My take: This lawsuit is about more than one chatbot. It tests whether AI companies are liable when their platforms generate content that violates existing professional licensing laws. The legal theory is clean: Pennsylvania's Medical Practice Act says you cannot hold yourself out as a licensed medical professional without credentials. Character.AI's chatbot did exactly that. The "characters are fictional" defense gets weaker when a chatbot provides a specific fake license number to a user describing depression symptoms. If Pennsylvania wins the injunction, expect similar actions from other states within 90 days. For anyone using AI chatbots for health-related conversations, the lesson is simple: verify credentials claims independently. No AI tool I've reviewed - including ChatGPT or Claude - should be treated as a substitute for licensed medical advice.
Quick Hits
Oxford study (Nature): Warmer, friendlier chatbots make 10-30% more factual errors and are 40% more likely to agree with users' false beliefs. The accuracy drop was sharpest when users expressed vulnerability or sadness. Cold/neutral versions of the same models maintained accuracy. The researchers tested five LLMs including GPT-4o. The implication for every "friendly" chatbot product: warmth and accuracy are in direct tension. Worth keeping in mind when comparing ChatGPT vs Claude.
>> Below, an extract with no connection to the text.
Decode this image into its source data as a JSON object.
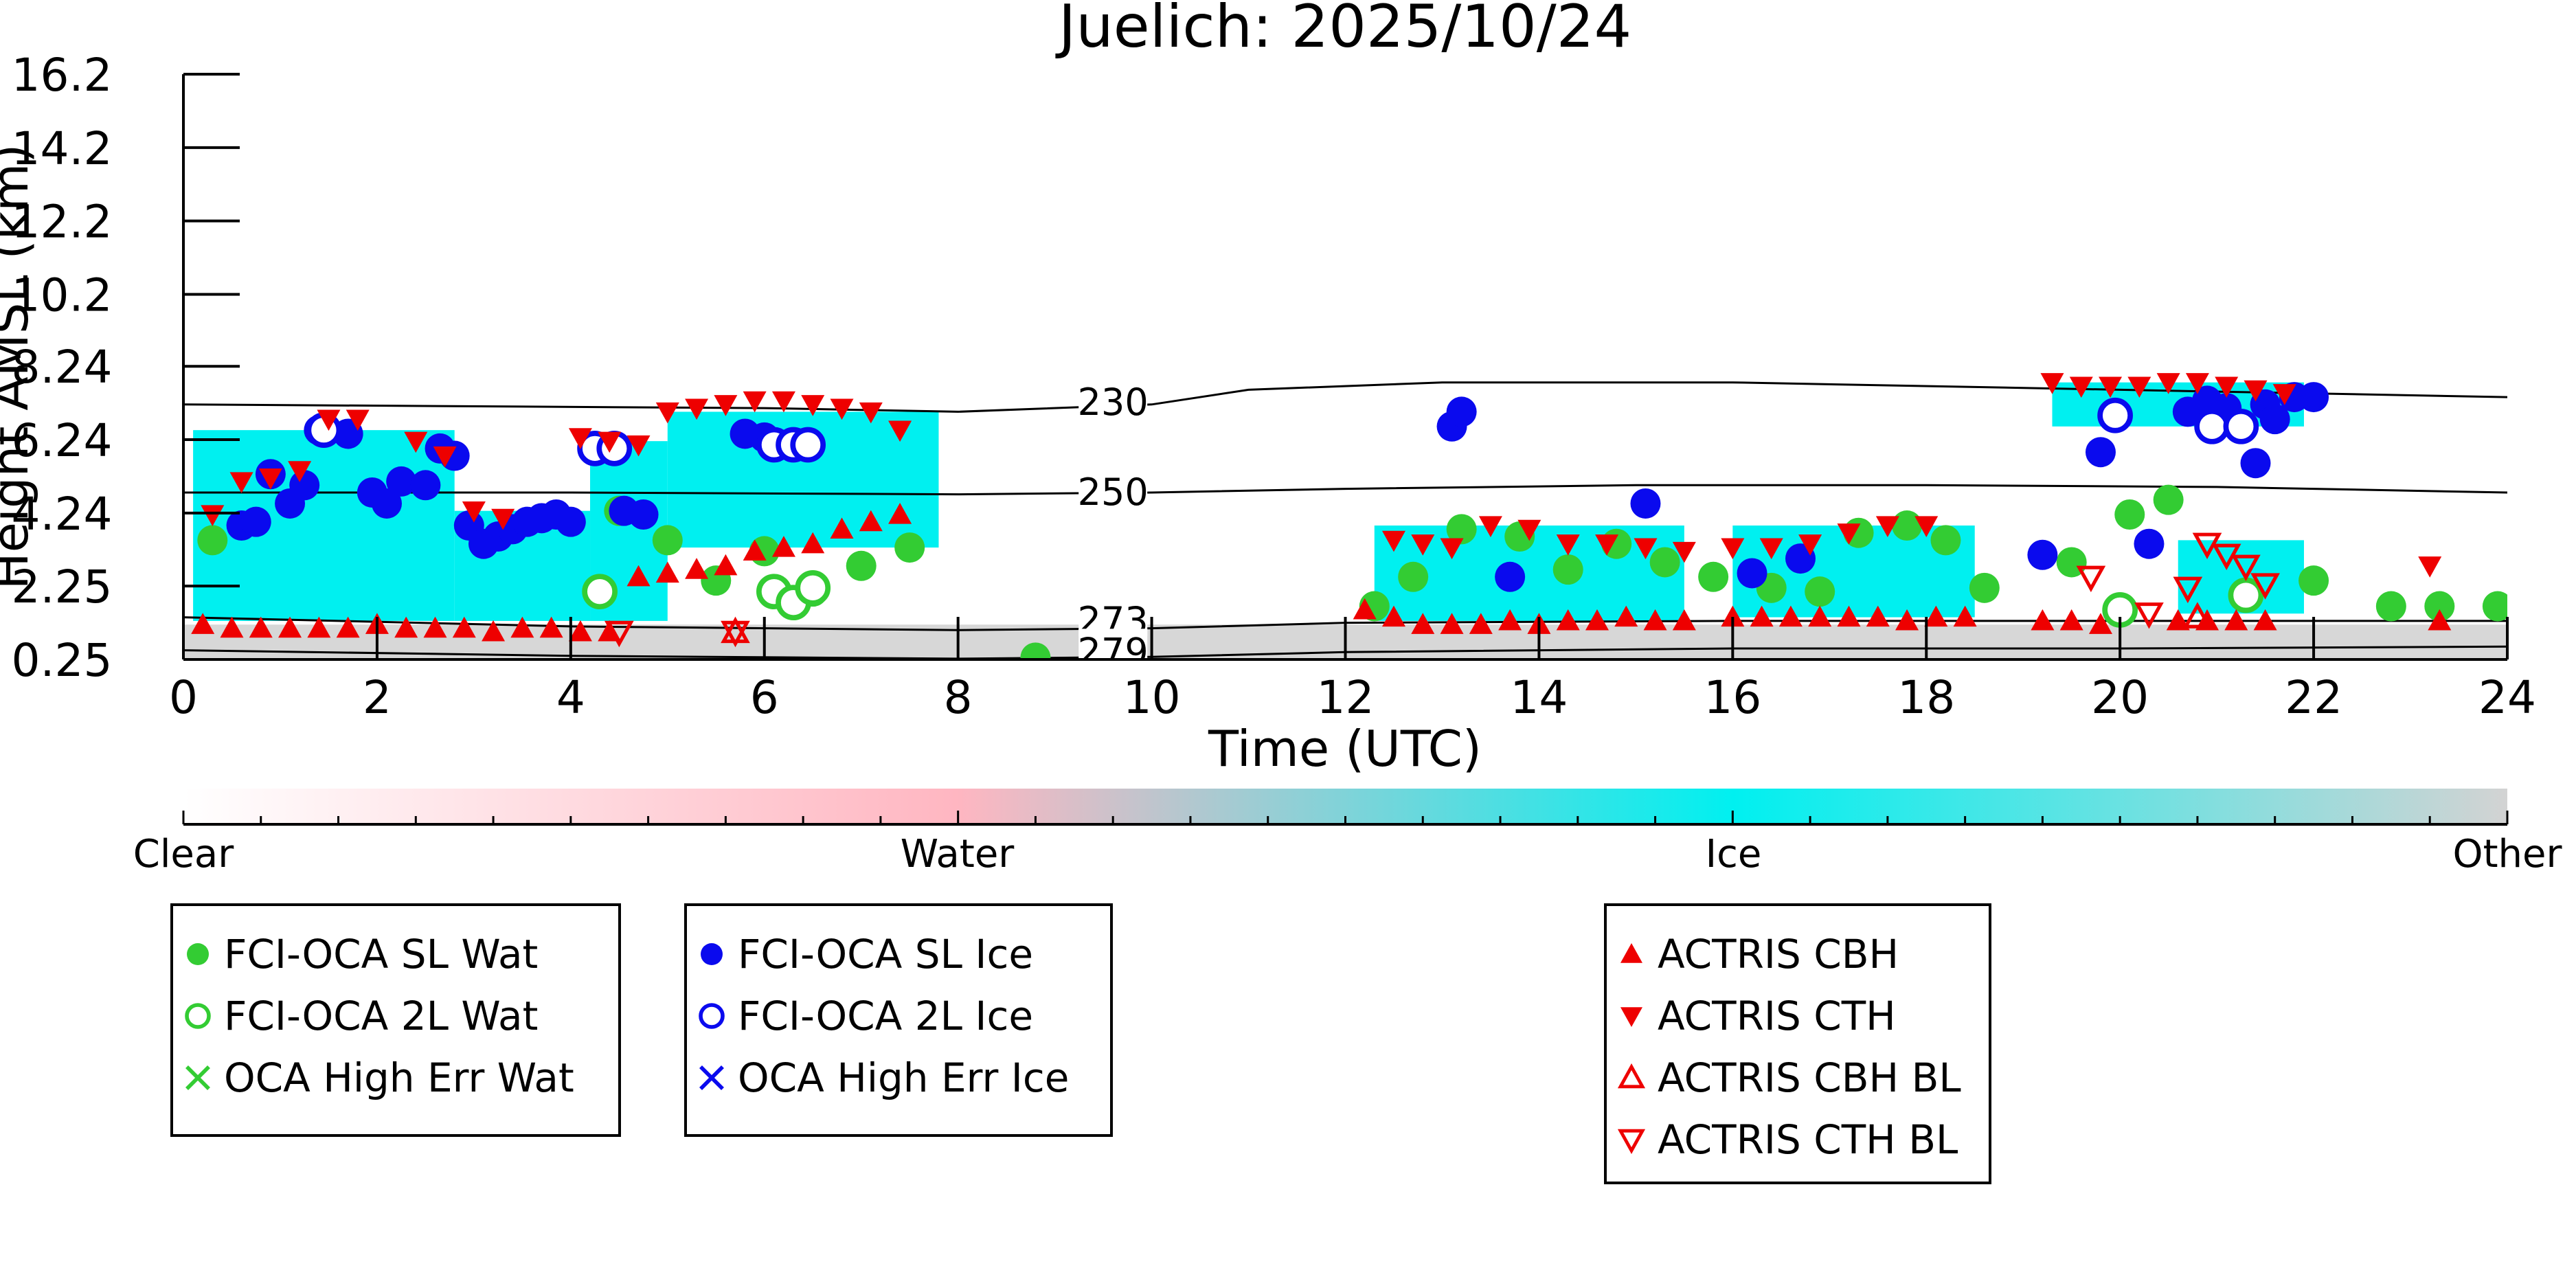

ChatGPT self-serve ads open to US small businesses. OpenAI's Ads Manager now lets SMBs set budgets, upload creative, and launch campaigns directly. Agencies like Dentsu, Omnicom, and Publicis are already integrated. This is OpenAI's first serious move into the ad business.
Google AI Overviews fixes rolling out. Five improvements this week including flagging articles from outlets you already subscribe to (early tests show dramatically higher click rates) and desktop hover preview cards showing where links lead before you click. Gemini integration with Search continues to deepen.
Published May 8, 2026. Prices at ≈₹93/USD.